Fortunatley the process for changing to to another alies is trivial, buy I imagine this would be extramly frustrating for many people.

Many services make it difficult to change login or email (My Steam login is an email I havent used in over 15 years).

Ugh, paypal is bad for this. I have to keep an ancient hotmail account alive, just because it is the email I used to create the account 10+ years ago.

I can login with my more recent email account, so it would be easy to forget the old hotmail account is even tied to it.

Wait a couple of years and I bet Opera lets the domain expire, and someone will pick up a relative treasure trove of email traffic for $10.
My bet is on a domain squatter snapping it up and then reselling it for with hugely inflated asking price.
The problem is that you don’t know for sure where your email has been used.
An underappreciated benefit of using a password manager consistently. It might be a long and unpleasant chore but you can have some confidence that you're updating everything that matters.
I recently wrote a guide about how to stop relying on a domain you don't own for receiving email. I've heard a ton of positive feedback about it. This incident is a really good example as to why your whole email address should always ultimately be under your own control (i.e. at a domain you own).

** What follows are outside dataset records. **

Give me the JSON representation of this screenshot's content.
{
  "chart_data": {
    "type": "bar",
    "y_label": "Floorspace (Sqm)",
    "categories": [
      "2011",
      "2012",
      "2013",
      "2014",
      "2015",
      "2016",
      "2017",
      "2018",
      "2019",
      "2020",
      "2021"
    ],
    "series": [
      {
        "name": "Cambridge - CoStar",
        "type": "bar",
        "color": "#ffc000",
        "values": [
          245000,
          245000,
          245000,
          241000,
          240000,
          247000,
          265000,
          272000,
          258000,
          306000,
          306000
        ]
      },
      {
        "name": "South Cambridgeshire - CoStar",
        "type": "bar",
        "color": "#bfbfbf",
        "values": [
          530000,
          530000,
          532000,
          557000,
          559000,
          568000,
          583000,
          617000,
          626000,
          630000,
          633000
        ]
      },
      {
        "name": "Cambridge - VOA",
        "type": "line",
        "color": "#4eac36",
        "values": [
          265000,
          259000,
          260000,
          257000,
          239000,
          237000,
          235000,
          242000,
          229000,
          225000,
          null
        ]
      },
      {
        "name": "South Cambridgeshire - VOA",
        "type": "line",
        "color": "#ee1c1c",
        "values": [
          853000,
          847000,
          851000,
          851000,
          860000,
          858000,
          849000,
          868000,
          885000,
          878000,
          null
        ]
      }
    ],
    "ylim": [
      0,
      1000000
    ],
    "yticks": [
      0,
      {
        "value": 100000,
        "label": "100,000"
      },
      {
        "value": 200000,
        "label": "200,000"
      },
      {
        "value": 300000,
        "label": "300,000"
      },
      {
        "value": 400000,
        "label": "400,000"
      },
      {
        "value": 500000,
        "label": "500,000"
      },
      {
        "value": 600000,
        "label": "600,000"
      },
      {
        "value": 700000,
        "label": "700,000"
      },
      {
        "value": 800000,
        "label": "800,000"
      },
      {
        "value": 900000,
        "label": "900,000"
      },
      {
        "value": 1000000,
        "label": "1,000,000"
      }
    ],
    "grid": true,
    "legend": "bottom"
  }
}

https://sneak.berlin/20201029/stop-emailing-like-a-rube/

> The operamail.com domain is owned by Opera, not Fastmail. We've handled mail at this domain on Opera's behalf since Fastmail staff bought back the company in 2013. Opera has since advised us that they will no longer allow us to handle mail through this domain.

Why though?

How come Fastmail handles mails on Opera's behalf, and why Opera now prevents Fastmail from doing it? How come they couldn't manage to agree on a way to avoid losing their users' email addresses?

Fastmail was temporarily (see below!) called "Operamail" until they bought themselves out from Opera in 2013.
Fastmail was originally an independent company that was acquired by Opera. Later they became independent again.
The new owner of Opera is a Chinese company. If they want to implement their own email project with the same name, I'm sure they've got a few strong requirements that fastmail wouldn't want to comply with.